29 Mart Sabahı Küfretmeden Oy Kullanmayın

Kabul etmek gerekiyor ki, Türkiye'de yorgun siyasi kesimler arasında sol da var. Darbeler, faşizm, gericilik, toplumsal çürüme, büyüyememe, entrikalar, komplolar... Üzerine biraz da bunların marifeti olan sonu gelmeyen iç didişmeleri ekleyin. Her düzlemde yorar.

Ancak solun yorulmaya hakkı yok. Yorgunluk sola hata yaptırır. Yorgunluk solun her daim gereksindiği bazı özellikleri törpüler. İnatçılık gibi, akıntıya karşı kürek çekebilme yeteneği gibi, sürekli üretmek gibi, en olumsuz koşullarda umudu yeşertmek gibi, kolaycılığa teslim olmamak gibi...

29 Mart seçimleri öncesinde soldaki durumu, farklı konumlanışları değişik yollardan betimlemek mümkün. Yorgunlara odaklanmak, onlar üzerinden bir değerlendirme yapmak da işe yarayabilir.

Dediğim gibi, Türkiye solunun yorulması için bir değil, elli tane neden var.
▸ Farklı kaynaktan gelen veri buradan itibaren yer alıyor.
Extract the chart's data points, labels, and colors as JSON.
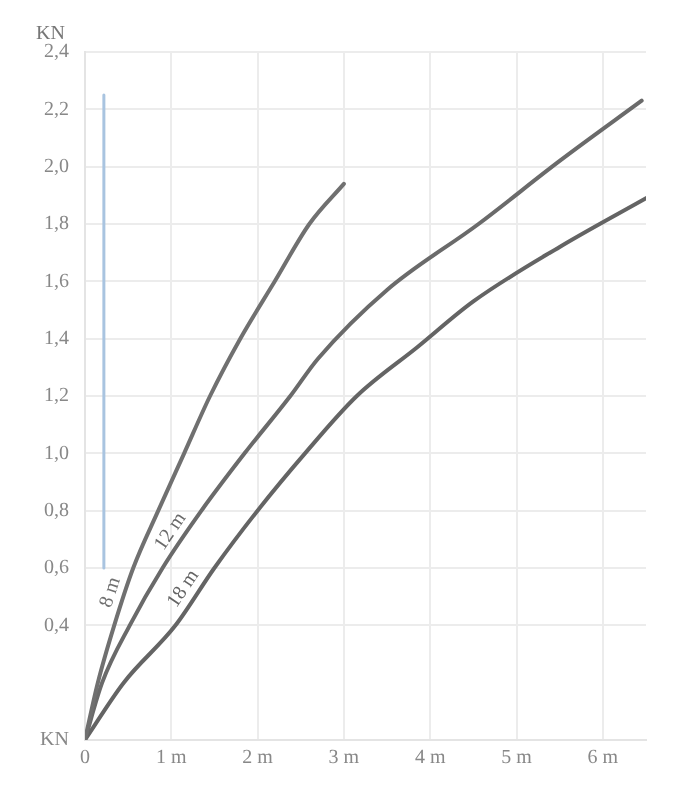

Burada bir ilginçlik yok. İlginç olan, solda bu yorgunluğu kabul edenlerin, bu yorgunluğu veri alanların hâlâ küçümsenmeyecek bir toplam oluşturması.
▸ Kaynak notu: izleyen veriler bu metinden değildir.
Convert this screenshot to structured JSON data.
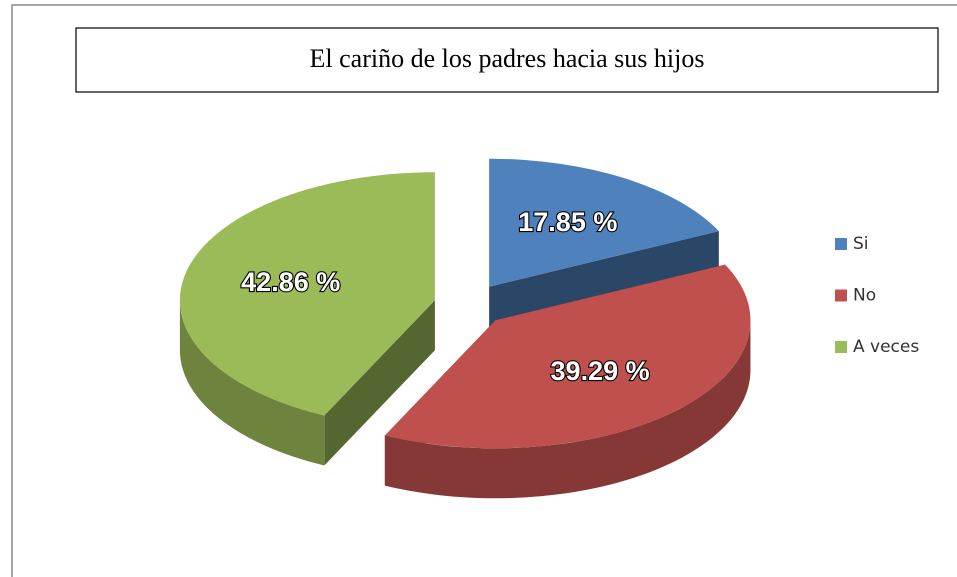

Seçim her şey değil ama öyle ya da böyle solun tamamı somut tavır geliştiriyor her seçim öncesinde. Şimdi de öyle... Kimisi "sandığa gitme, yaşasın devrim" diyor, kimisi parti olarak seçime katılıyor, kimisi bağımsız adaylarla... Bazıları da "biraz CHP, biraz boykot, biraz bağımsız aday" kombinasyonunu tercih etmiş durumda. Sol adına DTP'yi desteklemenin tek devrimci tutum olduğunu ileri sürenler de mevcut.

Peki 29 Mart'a iki gün kala solun memleketteki gelişmelere yaklaşımı ne? Sol, hangi duygularla gidecek sandığa ya da gitmemeyi tercih edecek?

Sıralayalım...

Şu adamlar gitsin de başımızdan ne olursa olsun... AKP'den ve AKP'li belediye başkanlarından bıkmıştır solcu. Yorgundur. Oylar koşulsuz CHP'ye...

Hangi niyetle olursa olsun, darbeciler, çeteciler hesap veriyor, gün demokrasiyi savunma günüdür... Devletten, ordudan, onların afrasından tafrasından, işkencesinden bıkmıştır solcu. Yorgundur. Oylar büyük ölçüde DTP'ye, yorgunluk çok baskınsa bazı durumlarda AKP'ye...

İster ABD devrede olsun, ister AB kaşısın, Kürt sorununda çözüm eli kulağındadır... Son 30 yılda memlekette Kürt uyanışından başka bir şey olmamasından küskündür solcu. Yorgundur. Oylar koşulsuz DTP'ye...

Bu ülkeden bir şey olmaz... En son bir eyleme katılalı on yıl olmuştur, belki 80 öncesinde kalmıştır çabalamaları ama o dünyanın bütün yükünü üzerinde hissetmekte, her şeyi dün gibi hatırlamaktadır. Yorgundur. Oylar bari CHP'ye... Evde oturmayıp sandığa gideceksek bari...

İstanbul'da falanca ilçede CHP'nin adayı iyi, şurada bizden bir meclis üyesi seçtiriyoruz, öbür yerde Baykal'a ders vermek gerek, şurada ses çıkarmamak lazım, Papua Yeni Gine'de en iyisi DSP'nin adayı, Patagonya'da evde oturabiliriz... Zaten yorgundur bir de siyaseti karmaşıklaştıran teknik ve de taktik hesaplamalar nedeniyle iyice yorulmuştur. Oylar... Nereyeydi? İşte oraya, buraya...

Benden söylemesi... 29 Mart gecesi buradan tek bir şey çıkar: Daha fazla yorgunluk!

Solcu yorulmaya gelmez.

Sonrasına diri girmek için 29 Mart'ta sandığa dinç gidin!

Bu ülkenin durumunu, getirildiği noktayı, bizi nelere razı etmeye çalıştıklarını hatırlayın. Öfkelenin emperyalizme, sömürüye, gericiliğe sallayın küfrü ve "insanlık asla diz çökmeyecek" diyerek kullanın oyunuzu.